The club “was monumental in galvanizing the sex-positive community in Vancouver,” Ruskin says, insisting that despite the closure, 8×6 was a successful experiment. He says he’s proud to have hosted such a variety of sex-positive groups, from men’s masturbation circles to swingers to PLUR, the burner fetish sex-positive party that closed out the club’s schedule last year.

“The model wasn’t perfect,” he admits. “It’s hard to create a business plan when you’re blazing a new trail. You can’t really predict how things are going to go.”

Ruskin says he closed the club because of inconsistent revenues and an unsustainable business model, but most importantly because of problems with the space, a refurbished parking garage at Haro and Denman Streets where floods and plumbing problems forced the last-minute cancellation of some events and required frequent repairs.

He says he’ll announce his next project early in 2017. For now he’s hanging on to the club’s most prized asset: a private member’s club licence from the City of Vancouver. The rare licence gives the holder the privilege to advertise liquor sales and sex parties at the same time, serve drinks later, and host dancing all night.

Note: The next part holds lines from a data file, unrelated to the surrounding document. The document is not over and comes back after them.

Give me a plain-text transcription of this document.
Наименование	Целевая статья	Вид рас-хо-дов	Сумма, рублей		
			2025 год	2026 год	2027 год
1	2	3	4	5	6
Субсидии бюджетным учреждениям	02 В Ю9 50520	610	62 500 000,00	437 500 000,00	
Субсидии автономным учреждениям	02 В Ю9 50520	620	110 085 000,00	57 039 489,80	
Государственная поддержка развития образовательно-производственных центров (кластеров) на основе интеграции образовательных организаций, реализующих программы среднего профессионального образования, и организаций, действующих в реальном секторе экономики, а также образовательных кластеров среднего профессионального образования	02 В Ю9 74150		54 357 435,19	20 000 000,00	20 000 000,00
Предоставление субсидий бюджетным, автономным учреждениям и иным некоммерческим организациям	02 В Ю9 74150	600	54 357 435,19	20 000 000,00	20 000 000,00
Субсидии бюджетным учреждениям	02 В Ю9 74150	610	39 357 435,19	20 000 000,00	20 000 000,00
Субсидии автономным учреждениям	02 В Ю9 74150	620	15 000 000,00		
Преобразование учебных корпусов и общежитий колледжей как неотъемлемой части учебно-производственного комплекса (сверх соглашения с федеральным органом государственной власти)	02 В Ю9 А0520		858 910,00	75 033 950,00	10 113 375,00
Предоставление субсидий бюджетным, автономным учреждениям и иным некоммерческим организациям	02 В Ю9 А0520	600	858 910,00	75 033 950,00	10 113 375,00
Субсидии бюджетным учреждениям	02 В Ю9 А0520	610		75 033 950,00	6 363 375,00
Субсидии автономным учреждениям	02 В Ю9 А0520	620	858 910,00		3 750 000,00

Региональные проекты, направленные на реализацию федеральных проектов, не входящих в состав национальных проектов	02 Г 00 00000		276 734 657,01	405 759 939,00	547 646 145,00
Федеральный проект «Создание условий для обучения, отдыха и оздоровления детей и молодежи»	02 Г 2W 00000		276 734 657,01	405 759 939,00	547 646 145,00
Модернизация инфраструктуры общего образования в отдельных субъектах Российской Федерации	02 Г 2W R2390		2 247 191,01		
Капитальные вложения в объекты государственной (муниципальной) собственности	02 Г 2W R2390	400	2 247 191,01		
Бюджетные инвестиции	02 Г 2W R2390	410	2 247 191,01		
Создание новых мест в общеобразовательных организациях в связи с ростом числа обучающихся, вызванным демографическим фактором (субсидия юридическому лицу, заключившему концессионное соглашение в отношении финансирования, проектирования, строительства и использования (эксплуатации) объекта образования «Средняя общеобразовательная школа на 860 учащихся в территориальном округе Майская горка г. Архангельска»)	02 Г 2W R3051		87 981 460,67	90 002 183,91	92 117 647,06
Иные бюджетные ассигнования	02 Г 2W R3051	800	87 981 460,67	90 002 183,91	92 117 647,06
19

Ruskin opened 8×6 with his business partner Peter Pavlovic in the summer of 2013 in the location that once housed the historic Denman Station Club. For a year they survived in a legal grey zone, licensed awkwardly as a fitness club. Then, in the fall of 2014, The National Post published a breathless editorial about 8×6 hosting masturbation parties within blocks of a school and a library, and deriding Vancouver for its permissiveness. The city responded by tacitly backing 8×6, giving them a coveted private club licence and telling the Post that whatever happened inside was “not our department.”

Despite the end of 8×6, Ruskin says there is still plenty of community support for a sex-positive venue, and that he has had nothing but good relationships with the police and the city.

“Really at the end of the day it was: do we continue going around in circles like this, or do we make a decision to close and start 2.0,” he says.